1-Why $\emptyset(1) = 1$?

2-why in the second picture "if $k$ is sufficiently large $x_{0}$ lies between 2 consecutive intervals in $O_{k}$"?

Answer 1

1. There are elements of $\mathcal{O}=[0,1]\setminus \mathcal{C}$ that are arbitrarily close to $1$, so $\varphi(1)=1$. For instance, $$1- \frac{1}{2}\left( \frac{1}{3^n}+\frac{2}{3^n}\right) = 1- \frac{1}{2}\cdot \frac{1}{3^{n-1}} \in \mathcal{O} \text{ for all } n \geq 1$$ since the interval $\left(1-\frac{2}{3^n}, 1-\frac{1}{3^n}\right)$ is removed from $\mathcal{C}$ for every $n \geq 1$.

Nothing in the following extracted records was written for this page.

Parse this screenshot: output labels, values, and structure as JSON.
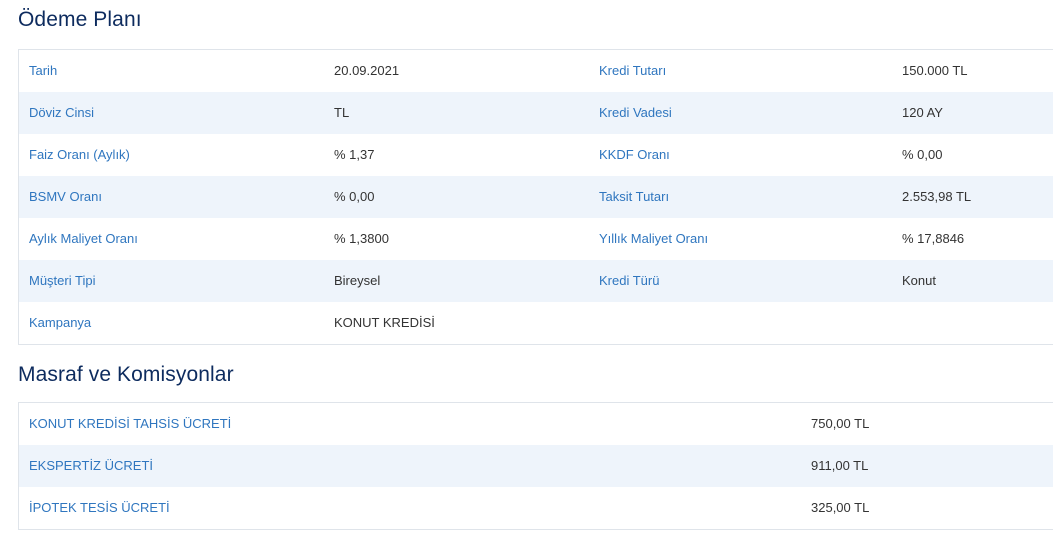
{
  "payment_plan": {
    "title": "Ödeme Planı",
    "rows": [
      {
        "label1": "Tarih",
        "value1": "20.09.2021",
        "label2": "Kredi Tutarı",
        "value2": "150.000 TL"
      },
      {
        "label1": "Döviz Cinsi",
        "value1": "TL",
        "label2": "Kredi Vadesi",
        "value2": "120 AY"
      },
      {
        "label1": "Faiz Oranı (Aylık)",
        "value1": "% 1,37",
        "label2": "KKDF Oranı",
        "value2": "% 0,00"
      },
      {
        "label1": "BSMV Oranı",
        "value1": "% 0,00",
        "label2": "Taksit Tutarı",
        "value2": "2.553,98 TL"
      },
      {
        "label1": "Aylık Maliyet Oranı",
        "value1": "% 1,3800",
        "label2": "Yıllık Maliyet Oranı",
        "value2": "% 17,8846"
      },
      {
        "label1": "Müşteri Tipi",
        "value1": "Bireysel",
        "label2": "Kredi Türü",
        "value2": "Konut"
      },
      {
        "label1": "Kampanya",
        "value1": "KONUT KREDİSİ",
        "label2": "",
        "value2": ""
      }
    ]
  },
  "fees": {
    "title": "Masraf ve Komisyonlar",
    "rows": [
      {
        "label": "KONUT KREDİSİ TAHSİS ÜCRETİ",
        "value": "750,00 TL"
      },
      {
        "label": "EKSPERTİZ ÜCRETİ",
        "value": "911,00 TL"
      },
      {
        "label": "İPOTEK TESİS ÜCRETİ",
        "value": "325,00 TL"
      }
    ]
  },
  "colors": {
    "title": "#0d2b5e",
    "label": "#2f76bf",
    "value": "#333333",
    "alt_row": "#eef4fb",
    "border": "#dfe4ea"
  }
}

2. $x_0$ is some positive distance away from both $0$ and $1$, say $\Delta$. Note that two of the intervals removed at the $k$th step are $$\left(\frac{1}{3^k}, \frac{2}{3^k}\right) \text{ and } \left(1-\frac{2}{3^k}, 1-\frac{1}{3^k}\right).$$ For sufficiently large $k$, we have $\frac{2}{3^k}<\Delta$, and so these intervals will lie on opposite sides of $x_0$. So $x_0$ is between some intervals removed at the $k$th stage, and since only finitely many intervals are removed we can selected the rightmost one that is left of $x_0$, and the leftmost one that is right of $x_0$, which will be consecutive.